AUSTIN, Texas -- In two peer-reviewed papers, researchers at The University of Texas at Austin have found that transgender adolescents are twice as likely to have suicidal thoughts as the general population, and they are up to four times as likely to engage in substance use. Depression and school-based victimization factored heavily into the disparities in both cases. The papers are the first set of studies using representative, population-based data to examine whether bias against transgender youths is associated with higher levels of suicidal thoughts and greater alcohol, cigarette and drug use.
The new research, published this month in the Journal of the American Academy of Child and Adolescent Psychiatry and today in the Journal of Adolescent Health, involves researchers from the Mailman School of Public Health at Columbia University. Previous studies have used what is known as community convenience samples to document risks to transgender youths, but the new study uses representative data that can be generalized to a statewide population.

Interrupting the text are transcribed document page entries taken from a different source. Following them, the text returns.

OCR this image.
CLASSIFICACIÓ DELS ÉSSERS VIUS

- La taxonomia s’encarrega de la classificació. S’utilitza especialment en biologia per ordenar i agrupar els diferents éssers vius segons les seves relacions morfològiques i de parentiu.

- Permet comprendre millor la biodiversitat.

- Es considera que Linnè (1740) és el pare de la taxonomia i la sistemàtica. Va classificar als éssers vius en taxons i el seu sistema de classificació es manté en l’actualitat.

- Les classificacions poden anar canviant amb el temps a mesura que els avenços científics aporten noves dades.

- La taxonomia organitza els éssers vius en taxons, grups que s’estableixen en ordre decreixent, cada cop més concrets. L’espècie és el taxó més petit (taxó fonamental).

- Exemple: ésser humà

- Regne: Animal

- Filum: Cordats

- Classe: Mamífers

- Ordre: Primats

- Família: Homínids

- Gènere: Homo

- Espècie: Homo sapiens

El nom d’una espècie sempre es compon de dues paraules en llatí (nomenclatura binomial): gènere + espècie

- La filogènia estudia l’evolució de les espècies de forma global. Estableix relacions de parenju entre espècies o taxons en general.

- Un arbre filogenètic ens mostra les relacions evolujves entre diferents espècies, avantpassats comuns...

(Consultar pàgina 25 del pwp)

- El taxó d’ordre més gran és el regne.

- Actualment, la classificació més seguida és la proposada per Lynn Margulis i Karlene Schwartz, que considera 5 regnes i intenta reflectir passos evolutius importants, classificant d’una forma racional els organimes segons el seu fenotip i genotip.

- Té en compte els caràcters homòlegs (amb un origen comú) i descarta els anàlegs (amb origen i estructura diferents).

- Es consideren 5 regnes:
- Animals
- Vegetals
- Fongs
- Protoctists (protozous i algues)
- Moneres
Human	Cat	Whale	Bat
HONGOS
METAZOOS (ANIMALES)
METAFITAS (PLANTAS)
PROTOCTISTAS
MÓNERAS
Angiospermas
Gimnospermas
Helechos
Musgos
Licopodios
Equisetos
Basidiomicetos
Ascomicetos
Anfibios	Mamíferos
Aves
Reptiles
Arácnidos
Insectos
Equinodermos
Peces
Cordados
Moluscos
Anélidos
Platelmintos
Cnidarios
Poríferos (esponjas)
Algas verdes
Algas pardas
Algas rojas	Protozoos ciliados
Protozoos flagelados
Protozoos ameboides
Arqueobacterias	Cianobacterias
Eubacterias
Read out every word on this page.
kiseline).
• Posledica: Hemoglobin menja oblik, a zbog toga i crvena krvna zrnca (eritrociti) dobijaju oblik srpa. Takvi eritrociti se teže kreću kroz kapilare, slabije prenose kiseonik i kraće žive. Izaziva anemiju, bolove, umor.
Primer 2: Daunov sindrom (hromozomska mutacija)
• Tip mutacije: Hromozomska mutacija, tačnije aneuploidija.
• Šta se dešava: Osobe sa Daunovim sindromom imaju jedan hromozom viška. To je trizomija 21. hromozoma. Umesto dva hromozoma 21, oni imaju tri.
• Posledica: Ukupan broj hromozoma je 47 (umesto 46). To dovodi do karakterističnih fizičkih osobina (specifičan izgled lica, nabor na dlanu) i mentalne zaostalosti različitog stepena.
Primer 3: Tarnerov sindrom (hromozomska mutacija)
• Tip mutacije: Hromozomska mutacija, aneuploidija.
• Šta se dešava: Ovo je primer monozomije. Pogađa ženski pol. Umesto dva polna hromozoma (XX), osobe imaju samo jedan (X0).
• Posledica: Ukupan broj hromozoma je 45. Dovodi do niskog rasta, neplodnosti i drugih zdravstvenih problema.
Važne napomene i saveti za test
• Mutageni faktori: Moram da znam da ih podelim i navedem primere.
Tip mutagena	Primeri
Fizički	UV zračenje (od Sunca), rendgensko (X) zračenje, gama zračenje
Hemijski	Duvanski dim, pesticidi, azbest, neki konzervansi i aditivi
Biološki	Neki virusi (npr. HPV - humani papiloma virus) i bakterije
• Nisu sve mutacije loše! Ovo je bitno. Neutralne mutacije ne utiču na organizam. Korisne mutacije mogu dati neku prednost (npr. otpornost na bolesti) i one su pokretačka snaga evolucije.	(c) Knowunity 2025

"Like all students, transgender youth deserve to be safe and supported at school. We have the first population-based, representative data to document the high risk for suicide and substance abuse among transgender youth," said Stephen Russell, professor of human development and family sciences at UT Austin. "These results show that reducing depression and victimization for transgender students should significantly reduce their suicide-related risk."
Studies based on representative and population-based data sets are important because results can be extrapolated to the general population. The current papers used the Biennial California Student Survey of middle and high school students from 2013 to 2015. This data set resulted in analysis of more than 25,000 students, including 335 transgender adolescents representing more than 1 percent of the student population.
The studies found that 34 percent of transgender youths reported suicidal thoughts in a year, nearly double that of the 19 percent reported by other adolescents. Transgender youths also had markedly higher levels of substance abuse, even when controlling for other risk factors. Students' reported experiences of victimization appeared to factor into the higher rates of risky behavior.
When the analyses looked at factors that may account for disparities in substance abuse and suicidal thoughts among transgender youths, both depression and school-based victimization were linked to the disparities seen for transgender youths. Victimization was linked both to suicidal thoughts and to students being younger the first time they tried a variety of substances, such as alcohol, cigarettes and illegal drugs. It also led to higher reports of substance use over the lifetime.
"Findings across multiple studies underscore that transgender youth are at far greater risk of victimization at school than their non-transgender peers," said Jack Day, a postdoctoral fellow with UT Austin's Population Research Center. "This study highlights that heightened substance use is a likely consequence of these negative school experiences. School-based interventions that address victimization are needed, along with efforts to train faculty and staff on the unique needs of transgender youth, and provide access to gender-affirming health sevices."
"Many studies have shown that transgender youth are among the most vulnerable students in schools," Russell said. "If we can reduce depression and victimization among transgender youth, we could make a dent in suicide and other risks like high substance use among these children."
Additional authors include Mark Hatzenbuehler and Amaya Perez-Brumer of Columbia University and Jack Day of UT Austin. The research was funded by the Eunice Kennedy Shriver National Institute of Child Health and Human Development, the Population Research Center at UT Austin, and the New Venture Fund. WestEd conducted the surveys in California for the California Department of Education.